Uit het leven van Frederik van Harten, 10 september 1859 – 17 december 1922.

Als ventje, van een jaar of 5, kreeg ik van mijn vader een legpenning omdat ik, toen een kindje in de vijver van het pension de Poort van Europa in Hoek van Holland viel, snel hulp ben gaan halen.

Nu bijna 55 jaar later vertelt deze zilveren legpenning, met een diameter van 45mm, na wat spitwerk, zijn oorspronkelijke verhaal.

De legpenning toont aan de voorzijde een man met een drenkeling in zijn armen. Links achter de man ziet men een zeilschip dat vergaat en een man in een sloep. Rechts achter de man zijn twee andere mannen bezig met het verzorgen van een andere drenkeling. Op de keerzijde staat binnen een krans van eikenbladeren “F van Harten, 10 december 1881”. Het geheel binnen het randschrift “ZUID-HOLLANDSCHE MAATSCHAPPIJ TOT REDDING VAN SCHIPBREUKELINGEN TE ROTTERDAM”.

De tekst [bron 1] van de bijbehorende oorkonde luidt:

 …. heeft hare Zilveren Medaille toegekend en Tien Gulden aan:

J. Kelly

kwartiermeester aan boord van het Nederlandsche stoomschip P. Caland kapitein G.J.Vis tot een blijvend aandenken en vereerende belooning voor zijn menschlievend en moedig gedrag, betoond op den 10 December 1882, toen hij vrijwillig met de reddingboot van bovengenoemd stoomschip onder bevel van den eerste officier G. Bakker, de equipagie van het Engelsche barkschip Frederick van Greenock met den kapitein diens vrouw en 13 man, bestaande bij stormweer en hooge zee, met levensgevaar, hielp redden en aan boord van het stoomschip P. Caland overbrengen.

Hetzelfde voor J. Lorenz, kwartiermeester

E. Friede, matroos

C.Carlsson, matroos

A. Sparling, matroos

J. van Harten, matroos

Onderstaand een kopie van het archiefstuk.

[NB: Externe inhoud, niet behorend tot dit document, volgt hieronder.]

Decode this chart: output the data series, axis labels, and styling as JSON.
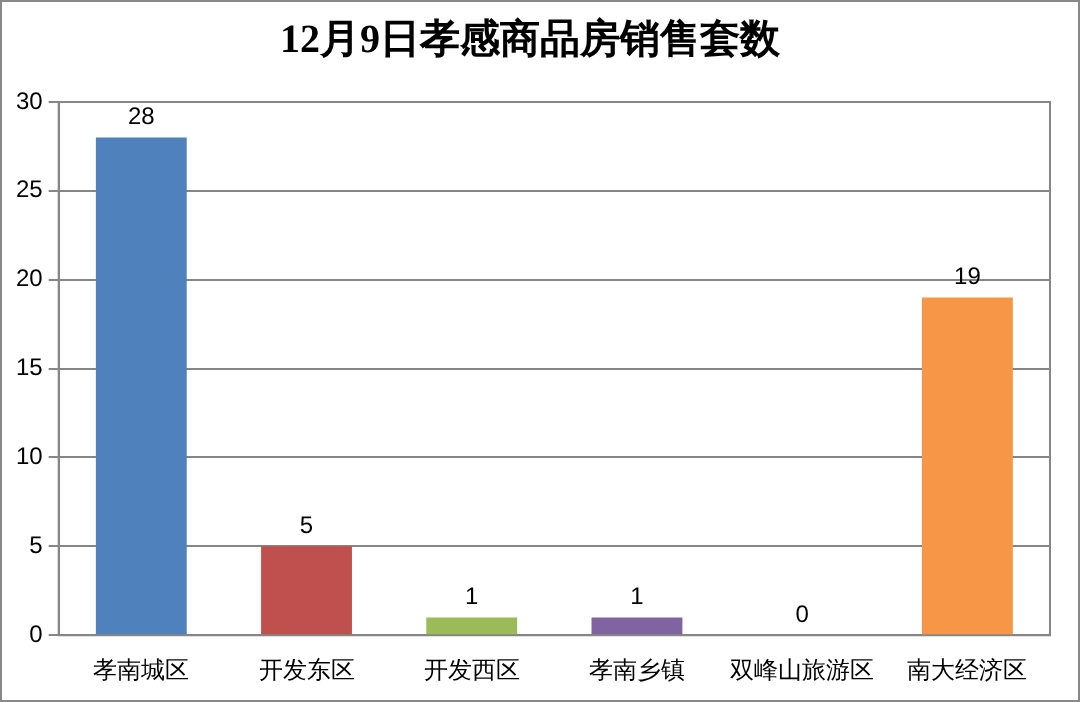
{
  "chart_data": {
    "type": "bar",
    "title": "12月9日孝感商品房销售套数",
    "categories": [
      "孝南城区",
      "开发东区",
      "开发西区",
      "孝南乡镇",
      "双峰山旅游区",
      "南大经济区"
    ],
    "values": [
      28,
      5,
      1,
      1,
      0,
      19
    ],
    "colors": [
      "#4f81bd",
      "#c0504d",
      "#9bbb59",
      "#8064a2",
      "#4bacc6",
      "#f79646"
    ],
    "ylim": [
      0,
      30
    ],
    "yticks": [
      0,
      5,
      10,
      15,
      20,
      25,
      30
    ],
    "grid": "y",
    "data_labels": true,
    "legend": false
  }
}
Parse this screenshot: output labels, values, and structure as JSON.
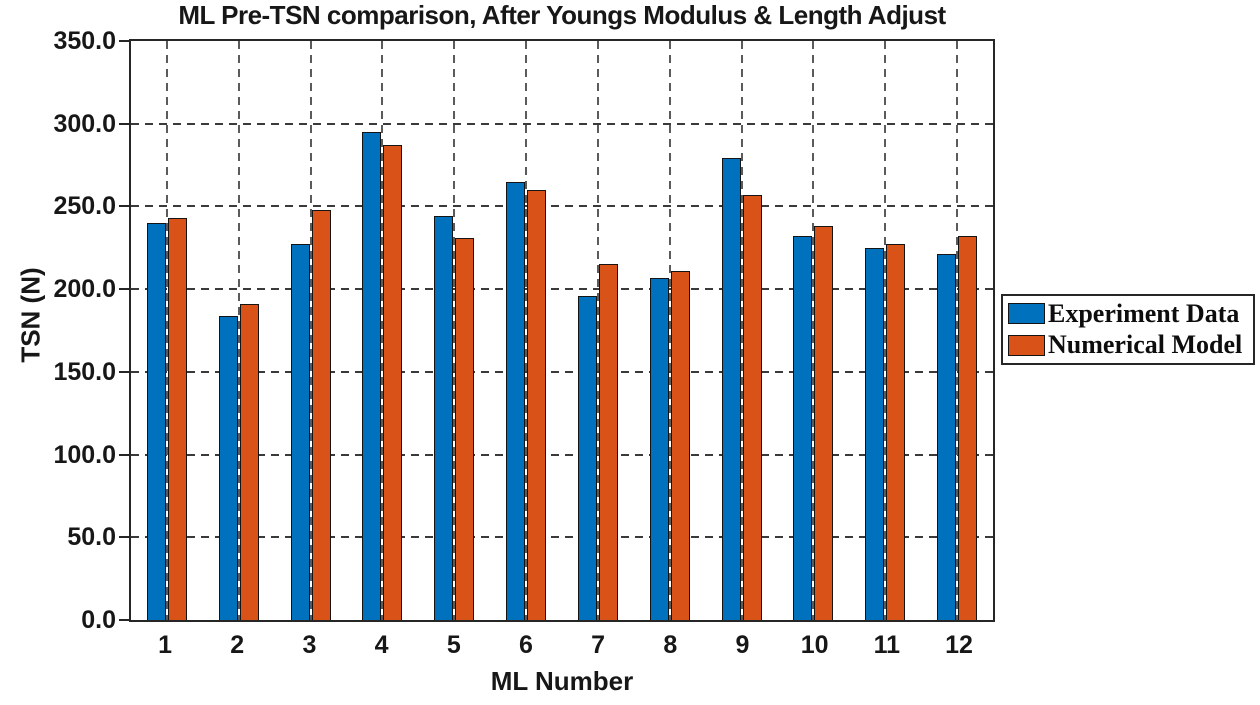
{
  "chart_data": {
    "type": "bar",
    "title": "ML Pre-TSN comparison, After Youngs Modulus & Length Adjust",
    "xlabel": "ML Number",
    "ylabel": "TSN (N)",
    "categories": [
      "1",
      "2",
      "3",
      "4",
      "5",
      "6",
      "7",
      "8",
      "9",
      "10",
      "11",
      "12"
    ],
    "series": [
      {
        "name": "Experiment Data",
        "color": "#0072BD",
        "values": [
          240,
          184,
          227,
          295,
          244,
          265,
          196,
          207,
          279,
          232,
          225,
          221
        ]
      },
      {
        "name": "Numerical Model",
        "color": "#D95319",
        "values": [
          243,
          191,
          248,
          287,
          231,
          260,
          215,
          211,
          257,
          238,
          227,
          232
        ]
      }
    ],
    "ylim": [
      0,
      350
    ],
    "ytick_step": 50,
    "ytick_labels": [
      "0.0",
      "50.0",
      "100.0",
      "150.0",
      "200.0",
      "250.0",
      "300.0",
      "350.0"
    ],
    "grid": {
      "horizontal": "dashed",
      "vertical": "dashed",
      "layer": "below-bars"
    },
    "legend": {
      "position": "outside-right",
      "entries": [
        "Experiment Data",
        "Numerical Model"
      ]
    },
    "bar_edge_color": "#141414"
  }
}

Kapitein G.J. Vis, met zijn oorkonde ondertekend met “Rotterdam, Januari 1882

Directeuren der Zuid Hollandsche Maatschappij tot het redding van Schipbreukelingen”, en eerste officier G. Bakker kregen de Gouden Medaille.

Het barkschip, met kapitein Hunter, kwam in moeilijkheden op 49° 30’ N.B. en 27° 40’ W.L.

(dit is in de Noord Atlantische Oceaan, ten zuid westen van Engeland). Elf dagen dreven ze rond op hun volgelopen schip voordat ze op 10 december gered werden. Bemanning werd op 16 December te Hellevoetsluis aan wal gezet.

Genoemde jaartal 1882 in bovenstaande tekst moet zijn 1881, gezien de datering van de ondertekening van de tekst voor de oorkonde en de datum op de medaille. De medaille geeft F. i.p.v. de genoemde J van Harten.

De eigenaar van het s.s. P. Caland was de Nederlandsch – Amerikaansche Stoomvaart Maatschappij Rotterdam, de latere Holland Amerika Lijn. [bron 2]

bouwjaar:1874, tonnage: 2540, bemanning: ca 52 man + kapitein, werf: Napier & Sons Glasgow, eigenaar: Holland Amerika Lijn.

korte historie: 23-7-1897 naar Triest verkocht en herdoopt in ‘Ressel’. In 1898 naar Marseille als ‘Caramanie’. Maart 1910 gesloopt. [bron 3]

Bronnen:

Bron 1. Archief Rotterdam, verslagen van de ZHMRS, toegangsnummer 306

Bron 2. Archief Rotterdam, Holland Amerika Lijn, personeel, toegangsnummer 318-06.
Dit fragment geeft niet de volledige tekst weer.